A few weeks later, when Brian still hasn't told his parents, Susan's kid sister Christine (Keri Houlihan) takes matters into her own hands and tells Brian's mother Lucille (Margaret Blye). An argument takes place that night, with Bernie and Marilyn on Susan's side, while Brian's father (Jack Thibeau) says they can't afford it. Lucille, an abused wife afraid to leave her husband, is shut down when she tries to offer an opinion. After the Wallaces leave, Brian's father goes after him, and Brian leaves home.

As Susan's cancer spreads, she is put on a morphine pump to manage her pain, as Bernie finally comes to terms with his daughter dying. After a tense conversation between Marilyn and Lucille at the supermarket, Lucille finally stands up to her husband and gets Brian's location from him.
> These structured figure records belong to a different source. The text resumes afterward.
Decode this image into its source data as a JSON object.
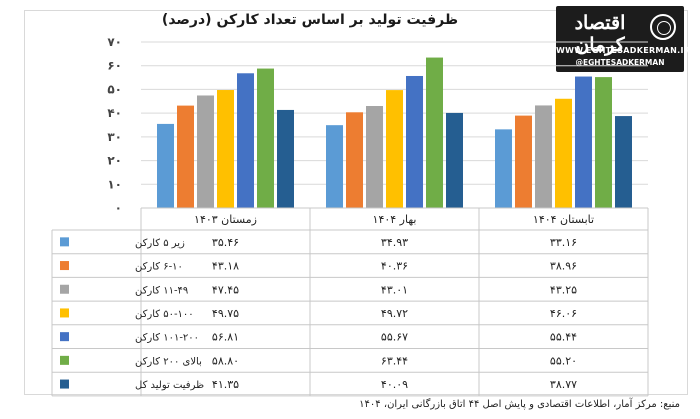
{
  "title": "ظرفیت تولید بر اساس تعداد کارکن (درصد)",
  "logo": {
    "name": "اقتصاد کرمان",
    "url": "WWW.EGHTESADKERMAN.IR",
    "handle": "@EGHTESADKERMAN"
  },
  "source": "منبع: مرکز آمار، اطلاعات اقتصادی و پایش اصل ۴۴ اتاق بازرگانی ایران، ۱۴۰۴",
  "chart_data": {
    "type": "bar",
    "categories": [
      "زمستان ۱۴۰۳",
      "بهار ۱۴۰۴",
      "تابستان ۱۴۰۴"
    ],
    "ylim": [
      0,
      70
    ],
    "yticks": [
      0,
      10,
      20,
      30,
      40,
      50,
      60,
      70
    ],
    "ytick_labels": [
      "۰",
      "۱۰",
      "۲۰",
      "۳۰",
      "۴۰",
      "۵۰",
      "۶۰",
      "۷۰"
    ],
    "grid": true,
    "legend": "table-left",
    "series": [
      {
        "name": "زیر ۵ کارکن",
        "color": "#5b9bd5",
        "values": [
          35.46,
          34.93,
          33.16
        ],
        "labels": [
          "۳۵.۴۶",
          "۳۴.۹۳",
          "۳۳.۱۶"
        ]
      },
      {
        "name": "۶-۱۰ کارکن",
        "color": "#ed7d31",
        "values": [
          43.18,
          40.36,
          38.96
        ],
        "labels": [
          "۴۳.۱۸",
          "۴۰.۳۶",
          "۳۸.۹۶"
        ]
      },
      {
        "name": "۱۱-۴۹ کارکن",
        "color": "#a5a5a5",
        "values": [
          47.45,
          43.01,
          43.25
        ],
        "labels": [
          "۴۷.۴۵",
          "۴۳.۰۱",
          "۴۳.۲۵"
        ]
      },
      {
        "name": "۵۰-۱۰۰ کارکن",
        "color": "#ffc000",
        "values": [
          49.75,
          49.72,
          46.06
        ],
        "labels": [
          "۴۹.۷۵",
          "۴۹.۷۲",
          "۴۶.۰۶"
        ]
      },
      {
        "name": "۱۰۱-۲۰۰ کارکن",
        "color": "#4472c4",
        "values": [
          56.81,
          55.67,
          55.44
        ],
        "labels": [
          "۵۶.۸۱",
          "۵۵.۶۷",
          "۵۵.۴۴"
        ]
      },
      {
        "name": "بالای ۲۰۰ کارکن",
        "color": "#70ad47",
        "values": [
          58.8,
          63.44,
          55.2
        ],
        "labels": [
          "۵۸.۸۰",
          "۶۳.۴۴",
          "۵۵.۲۰"
        ]
      },
      {
        "name": "ظرفیت تولید کل",
        "color": "#255e91",
        "values": [
          41.35,
          40.09,
          38.77
        ],
        "labels": [
          "۴۱.۳۵",
          "۴۰.۰۹",
          "۳۸.۷۷"
        ]
      }
    ]
  }
}
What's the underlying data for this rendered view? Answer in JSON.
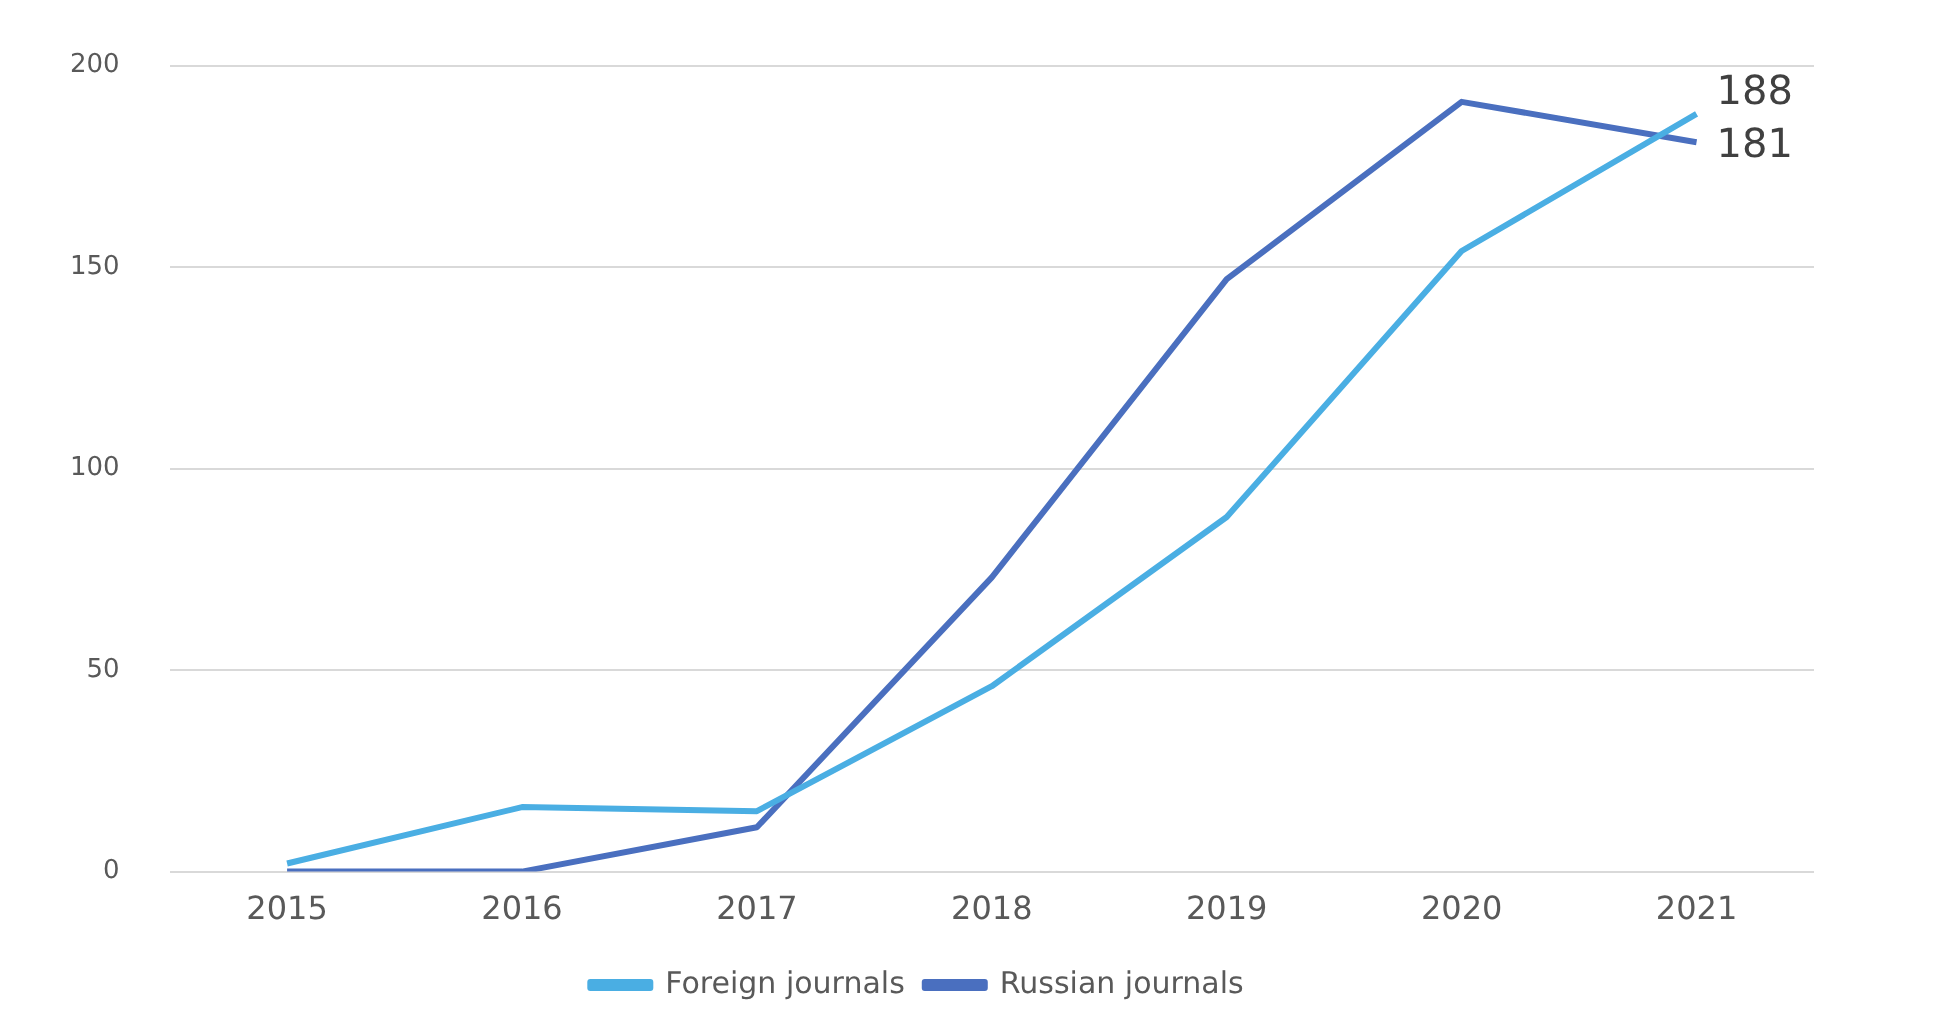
{
  "chart_data": {
    "type": "line",
    "categories": [
      "2015",
      "2016",
      "2017",
      "2018",
      "2019",
      "2020",
      "2021"
    ],
    "series": [
      {
        "name": "Foreign journals",
        "color": "#4aaee3",
        "values": [
          2,
          16,
          15,
          46,
          88,
          154,
          188
        ],
        "value_labels": [
          null,
          null,
          null,
          null,
          null,
          null,
          "188"
        ]
      },
      {
        "name": "Russian journals",
        "color": "#4a6fbf",
        "values": [
          0,
          0,
          11,
          73,
          147,
          191,
          181
        ],
        "value_labels": [
          null,
          null,
          null,
          null,
          null,
          null,
          "181"
        ]
      }
    ],
    "ylim": [
      0,
      200
    ],
    "yticks": [
      0,
      50,
      100,
      150,
      200
    ],
    "grid": "y",
    "legend": "bottom",
    "marker": "none",
    "line_style": "solid"
  }
}
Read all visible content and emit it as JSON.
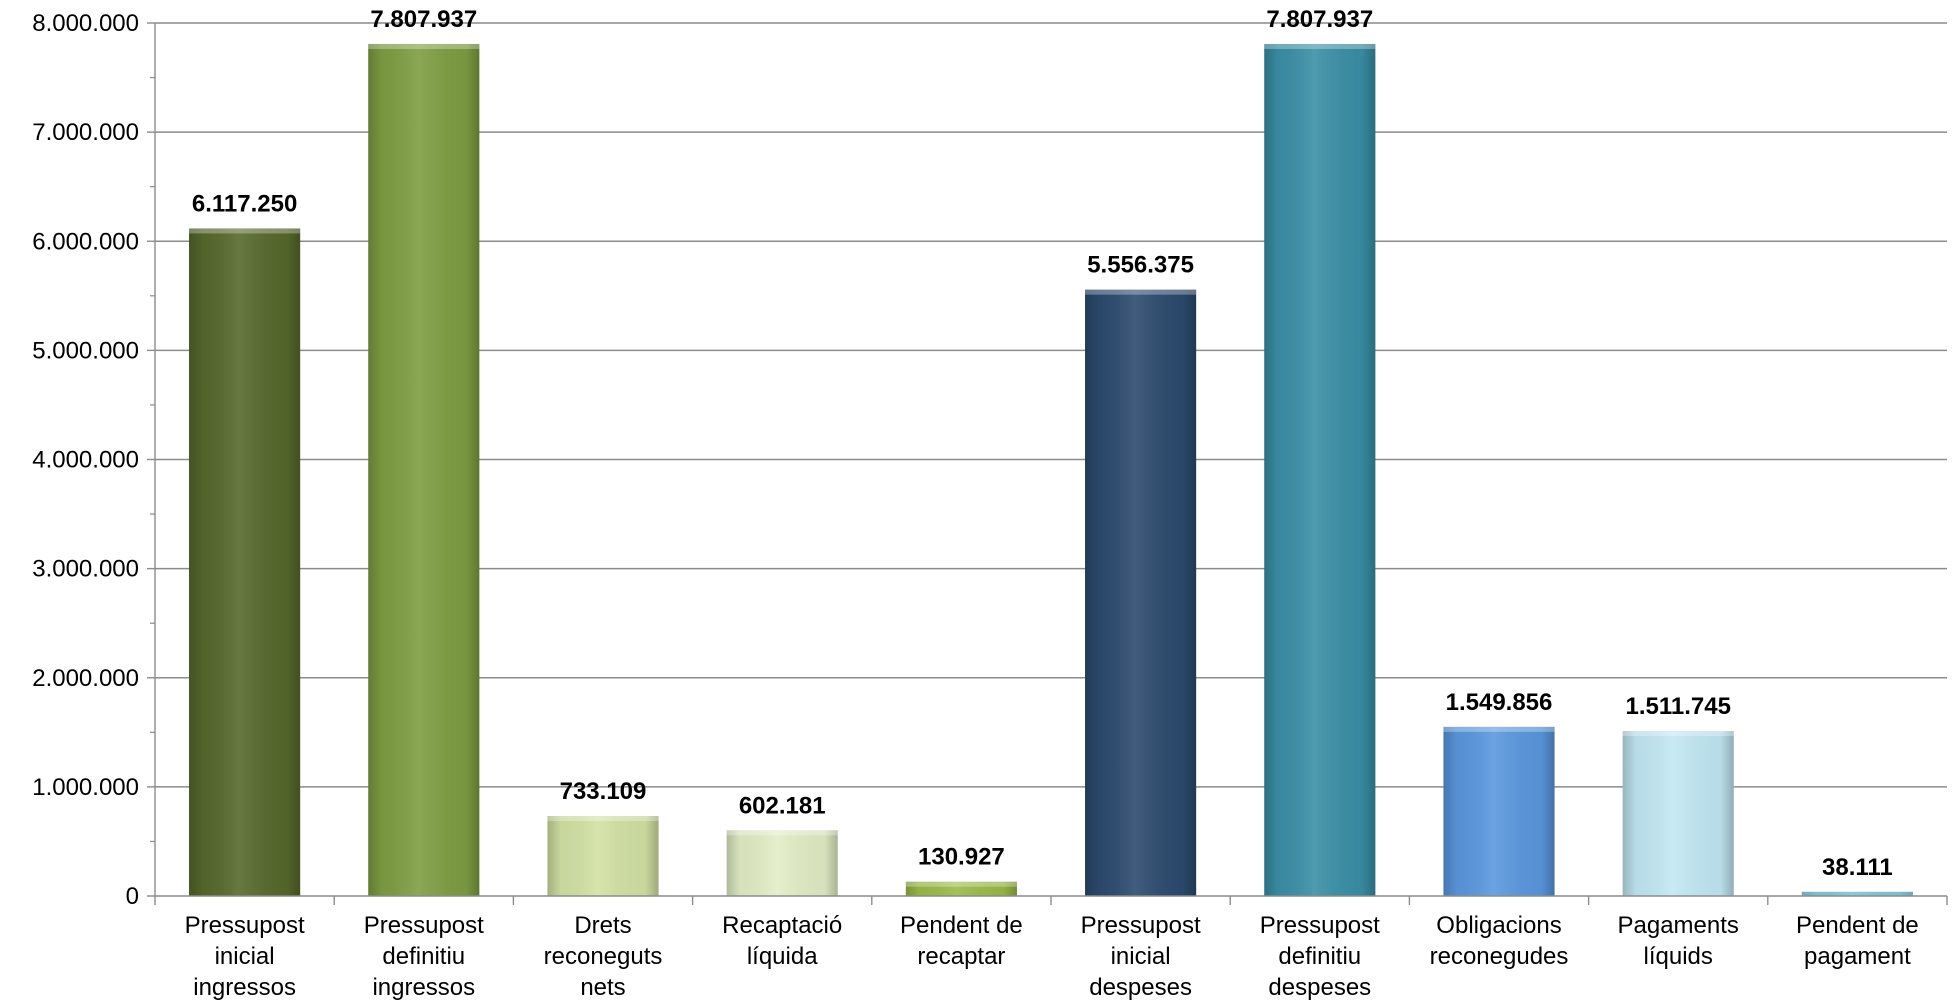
{
  "chart_data": {
    "type": "bar",
    "categories": [
      [
        "Pressupost",
        "inicial",
        "ingressos"
      ],
      [
        "Pressupost",
        "definitiu",
        "ingressos"
      ],
      [
        "Drets",
        "reconeguts",
        "nets"
      ],
      [
        "Recaptació",
        "líquida"
      ],
      [
        "Pendent de",
        "recaptar"
      ],
      [
        "Pressupost",
        "inicial",
        "despeses"
      ],
      [
        "Pressupost",
        "definitiu",
        "despeses"
      ],
      [
        "Obligacions",
        "reconegudes"
      ],
      [
        "Pagaments",
        "líquids"
      ],
      [
        "Pendent de",
        "pagament"
      ]
    ],
    "values": [
      6117250,
      7807937,
      733109,
      602181,
      130927,
      5556375,
      7807937,
      1549856,
      1511745,
      38111
    ],
    "value_labels": [
      "6.117.250",
      "7.807.937",
      "733.109",
      "602.181",
      "130.927",
      "5.556.375",
      "7.807.937",
      "1.549.856",
      "1.511.745",
      "38.111"
    ],
    "bar_colors": [
      "#56692c",
      "#7e9e42",
      "#d2e2a4",
      "#e2eec6",
      "#9bbb47",
      "#2c4a6e",
      "#3a8fa6",
      "#5a98df",
      "#c2e8f4",
      "#4aa8c8"
    ],
    "ylim": [
      0,
      8000000
    ],
    "yticks": [
      0,
      1000000,
      2000000,
      3000000,
      4000000,
      5000000,
      6000000,
      7000000,
      8000000
    ],
    "ytick_labels": [
      "0",
      "1.000.000",
      "2.000.000",
      "3.000.000",
      "4.000.000",
      "5.000.000",
      "6.000.000",
      "7.000.000",
      "8.000.000"
    ],
    "grid": true,
    "title": "",
    "xlabel": "",
    "ylabel": ""
  }
}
She reaches out to Brian at a local racetrack to let him know that Susan is dying. Brian races to the hospital, where he discovers they are moving Susan to a different hospital: she has gone into premature labor.

Brian finally catches up to Susan as the doctors rush her in for an emergency c-section. Her father and longtime oncologist (Joe Regalbuto) are with Susan as she delivers a very premature boy, whom she names after his father.

Marilyn attempts to get Brian to take responsibility for his sick son, Baby Brian, but to no avail. Susan's condition continues to deteriorate. She dies one night shortly after her son's birth, with Bernie, Marilyn, and Brian by her side. Brian, unable to take his grief, walks out in a storm.

That same night, a grieving Bernie and Marilyn share a slow dance in the hallway to a ballad on the radio, “Lullaby”. The song continues to play as Brian walks into the NICU and visits Baby Brian, grasping his finger in a hopeful ending as he appears to finally accept his son. An epilogue reveals that the real “Baby Brian” is normal, happy, and healthy.

==Cast==
- Mary Stuart Masterson as Susan Wallace
- Sam Waterston as Bernie Wallace
- Christine Lahti as Marilyn Wallace
- Joe Regalbuto as Dr. Dan
- Ricky Paull Goldin as Brian
- Margaret Blye as Lucille
- Jack Thibeau as Mike
- Bill Calvert as Matthew
- Keri Houlihan as Christine Wallace
- Lauren Holly as Tracy
- Brent Hinkley as Patrick

== Based on a true story ==
Susan Cummings was 17 when she gave birth to Brian Bobillier Jr. in November 1981, two months before she succumbed to cancer.

== Music ==
The songs featured in this film are “Wildflower” and “Lullaby” performed by David Palmer and Amy Holland. The film's composer and lyricist, James Di Pasquale and Douglas Brayfield, won the 1985 Emmy Award for Outstanding Achievement in Music and Lyrics.